I think it's easier to split this into its component parts, and consider them as separate entities: AES and CBC.
AES itself does not "basically consist of XORing together chunks of the block" - it's a much more complicated affair. Ignoring the internals of it for a moment, AES is considered secure in that without knowing the key, it's practically impossible to recover the plaintext or any information about the plaintext given only an encrypted block, or even in situations where you're given parts of the plaintext and you need to find the remainder. Without the key, AES might as well be a one-way function (and there are MAC schemes which rely upon this!). Discussing the technicalities around the security of AES and similar block ciphers is extremely involved and not something I can cover in an answer, but suffice to say that thousands of cryptographers have been looking at it for almost two decades and nobody has found anything remotely practical in terms of an attack.
The diagram you posted above describes CBC. Block ciphers, such as AES, aim to be secure for encrypting one block with a secret key. The problem is that we rarely want to just encrypt one block, but rather a data stream of indeterminate length. This is where block modes, like CBC, come into play.
Block modes aim to make ciphers secure for encrypting multiple blocks with the same key. The most simple block mode is ECB, which offers zero security in this regard. ECB involves independently encrypting each block with the same key, without any data fed between blocks. This leaks information in two ways: first, if you have two identical plaintext blocks, you'll get two identical ciphertext blocks if you use the same key; second, you'll get two identical ciphertext streams for two encryptions of the same message with the same key. This is a problem as it leaks information about the plaintext.
CBC solves this problem by introducing a "cascading" effect. Each plaintext block is xor'ed with the previous ciphertext block, resulting in originally equal plaintext blocks no longer being equal at the encryption step, thus no longer producing equal ciphertext blocks.
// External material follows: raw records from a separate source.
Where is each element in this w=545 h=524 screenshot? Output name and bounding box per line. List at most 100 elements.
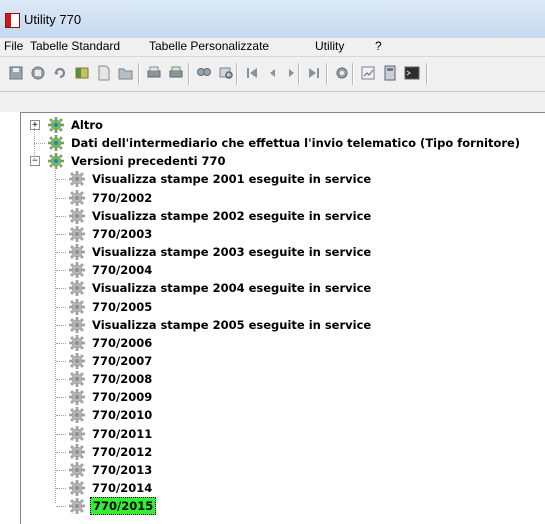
gear-icon — [68, 407, 86, 424]
calculator-icon[interactable] — [382, 65, 398, 81]
tree-node-label: Visualizza stampe 2005 eseguite in servi… — [92, 317, 372, 332]
gear-icon — [68, 389, 86, 406]
print-icon[interactable] — [146, 65, 162, 81]
gear-icon — [68, 334, 86, 352]
table-icon[interactable] — [74, 65, 90, 81]
gear-tool-icon[interactable] — [334, 65, 350, 81]
gear-icon — [68, 189, 86, 206]
chart-icon[interactable] — [360, 65, 376, 81]
menu-utility[interactable]: Utility — [315, 39, 344, 53]
toolbar-separator — [298, 63, 300, 85]
gear-icon — [68, 207, 86, 224]
gear-icon — [68, 243, 86, 261]
tree-connector-line — [56, 379, 66, 381]
gear-icon — [68, 316, 86, 333]
gear-icon — [68, 225, 86, 243]
gear-icon — [68, 425, 86, 442]
toolbar-separator — [326, 63, 328, 85]
tree-node-label: 770/2013 — [92, 462, 153, 477]
tree-connector-line — [56, 342, 66, 344]
tree-node-label: Versioni precedenti 770 — [71, 154, 226, 169]
gear-icon — [47, 153, 65, 170]
new-document-icon[interactable] — [96, 65, 112, 81]
toolbar-separator — [352, 63, 354, 85]
tree-node-label: 770/2003 — [92, 226, 153, 241]
tree-node-label: Altro — [71, 118, 103, 132]
open-folder-icon[interactable] — [118, 65, 134, 81]
tree-node-label: Visualizza stampe 2001 eseguite in servi… — [92, 172, 372, 187]
tree-connector-line — [56, 197, 66, 199]
toolbar-spacer — [0, 92, 545, 112]
tree-node-label: Dati dell'intermediario che effettua l'i… — [71, 136, 521, 151]
toolbar-separator — [426, 63, 428, 85]
last-record-icon[interactable] — [306, 65, 322, 81]
tree-connector-line — [56, 215, 66, 217]
tree-connector-line — [56, 397, 66, 399]
tree-connector-line — [34, 125, 35, 162]
tree-node-label: 770/2010 — [92, 408, 153, 423]
tree-node-label: 770/2009 — [92, 390, 153, 405]
menu-bar: File Tabelle Standard Tabelle Personaliz… — [0, 38, 545, 57]
tree-connector-line — [56, 451, 66, 453]
app-icon — [5, 13, 20, 28]
tree-connector-line — [56, 506, 66, 508]
menu-tabelle-personalizzate[interactable]: Tabelle Personalizzate — [149, 39, 269, 53]
tree-view[interactable]: Altro + Dati dell'intermediario che effett… — [20, 112, 545, 524]
toolbar-separator — [236, 63, 238, 85]
tree-node-label: Visualizza stampe 2003 eseguite in servi… — [92, 245, 372, 260]
gear-icon — [68, 298, 86, 315]
terminal-icon[interactable] — [404, 65, 420, 81]
tree-connector-line — [56, 433, 66, 435]
stop-icon[interactable] — [30, 65, 46, 81]
toolbar — [0, 57, 545, 92]
gear-icon — [68, 443, 86, 460]
tree-connector-line — [56, 415, 66, 417]
menu-tabelle-standard[interactable]: Tabelle Standard — [30, 39, 120, 53]
tree-node-label: 770/2012 — [92, 444, 153, 459]
tree-node-label: Visualizza stampe 2002 eseguite in servi… — [92, 208, 372, 223]
collapse-icon[interactable]: − — [30, 156, 40, 167]
gear-icon — [47, 134, 65, 152]
tree-connector-line — [56, 288, 66, 290]
first-record-icon[interactable] — [244, 65, 260, 81]
title-bar: Utility 770 — [0, 0, 545, 39]
save-icon[interactable] — [8, 65, 24, 81]
gear-icon — [68, 370, 86, 388]
find-icon[interactable] — [196, 65, 212, 81]
gear-icon — [68, 171, 86, 188]
search-record-icon[interactable] — [218, 65, 234, 81]
tree-connector-line — [56, 360, 66, 362]
tree-connector-line — [56, 324, 66, 326]
tree-node-label: 770/2006 — [92, 335, 153, 350]
gear-icon — [68, 479, 86, 497]
toolbar-separator — [138, 63, 140, 85]
tree-node-label: 770/2011 — [92, 426, 153, 441]
gear-icon — [68, 497, 86, 515]
tree-node-label: 770/2008 — [92, 372, 153, 387]
gear-icon — [68, 280, 86, 297]
tree-connector-line — [56, 233, 66, 235]
menu-file[interactable]: File — [4, 39, 23, 53]
tree-connector-line — [56, 179, 66, 181]
tree-node-label: Visualizza stampe 2004 eseguite in servi… — [92, 281, 372, 296]
menu-help[interactable]: ? — [375, 39, 382, 53]
tree-node-label: 770/2014 — [92, 481, 153, 495]
gear-icon — [47, 116, 65, 134]
prev-record-icon[interactable] — [264, 65, 280, 81]
print-preview-icon[interactable] — [168, 65, 184, 81]
tree-node-label: 770/2005 — [92, 299, 153, 314]
tree-connector-line — [56, 488, 66, 489]
gear-icon — [68, 261, 86, 279]
tree-node-label: 770/2007 — [92, 353, 153, 368]
gear-icon — [68, 461, 86, 479]
tree-node-label: 770/2004 — [92, 263, 153, 278]
tree-node-label: 770/2002 — [92, 190, 153, 205]
expand-icon[interactable]: + — [30, 120, 40, 130]
refresh-icon[interactable] — [52, 65, 68, 81]
tree-connector-line — [56, 306, 66, 308]
window-title: Utility 770 — [24, 12, 82, 27]
tree-connector-line — [34, 143, 45, 145]
tree-connector-line — [56, 270, 66, 272]
tree-node-label-selected: 770/2015 — [90, 497, 157, 516]
tree-connector-line — [56, 469, 66, 471]
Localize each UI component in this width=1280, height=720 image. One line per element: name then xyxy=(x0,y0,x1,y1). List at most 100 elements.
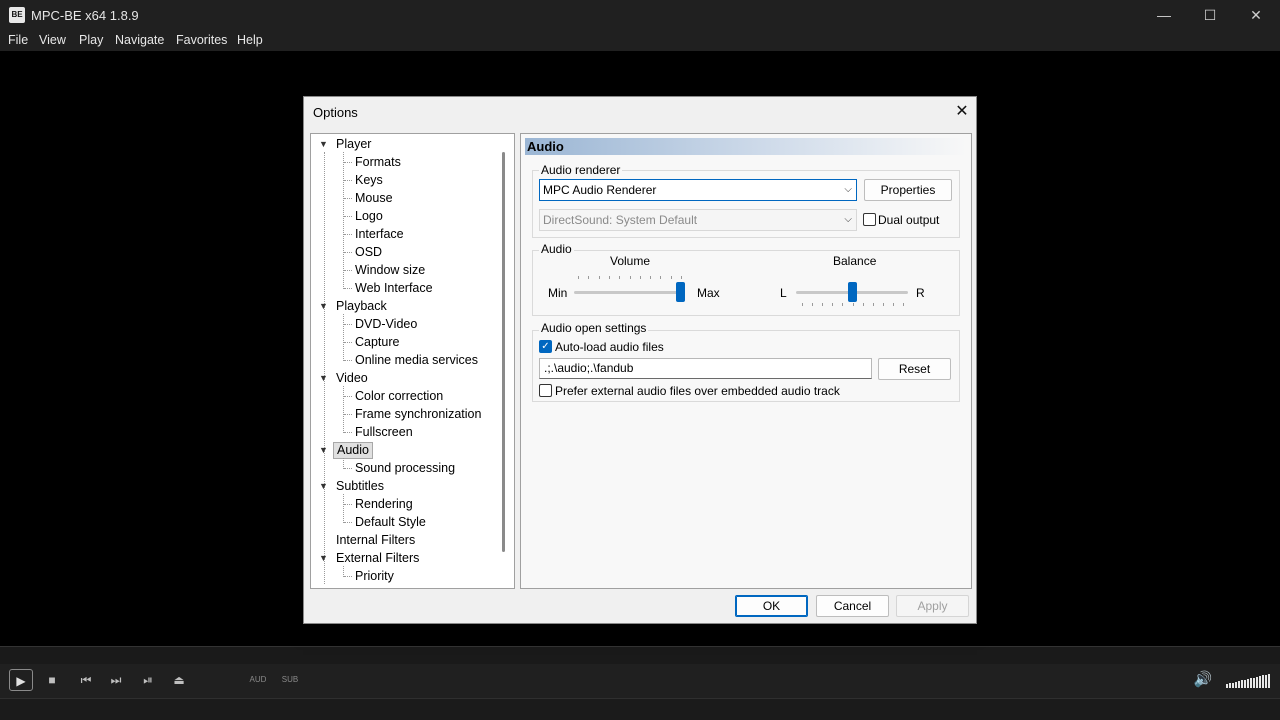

For the first plaintext block, there is no previous ciphertext block (you haven't encrypted anything yet), and this is where the IV comes in. Consider, for a moment, what would happen if instead of an IV we just used zeroes for the -1th block (i..e the imaginary ciphertext block "before" the first plaintext block). While the cascade effect would make equal plaintext blocks produce different ciphertext blocks, the same entire message would cascade the same way each time, resulting in an identical ciphertext when the same full message is encrypted multiple times with the same key. The IV solves this. By picking a unique IV, no two ciphertexts are ever the same, regardless of whether the plaintext message being encrypted is the same or different each time.
This should, hopefully, help you understand why the IV doesn't need to be secret. Knowing the IV doesn't get an attacker anywhere, because the IV is only there to ensure non-equality of ciphertexts. The secret key is what protects the actual data.
To emphasise this even further, you don't even need the IV to decrypt all but the very first block. The decryption process for CBC works in reverse: decrypt a block using the secret key, then xor the result with the previous ciphertext block. For all but the very first block, you know the previous ciphertext block (you've got the ciphertext) so decryption is just a case of knowing the key. The only case where you need the IV for decryption is the very first encrypted block, where the previous ciphertext block is imaginary and replaced with the IV.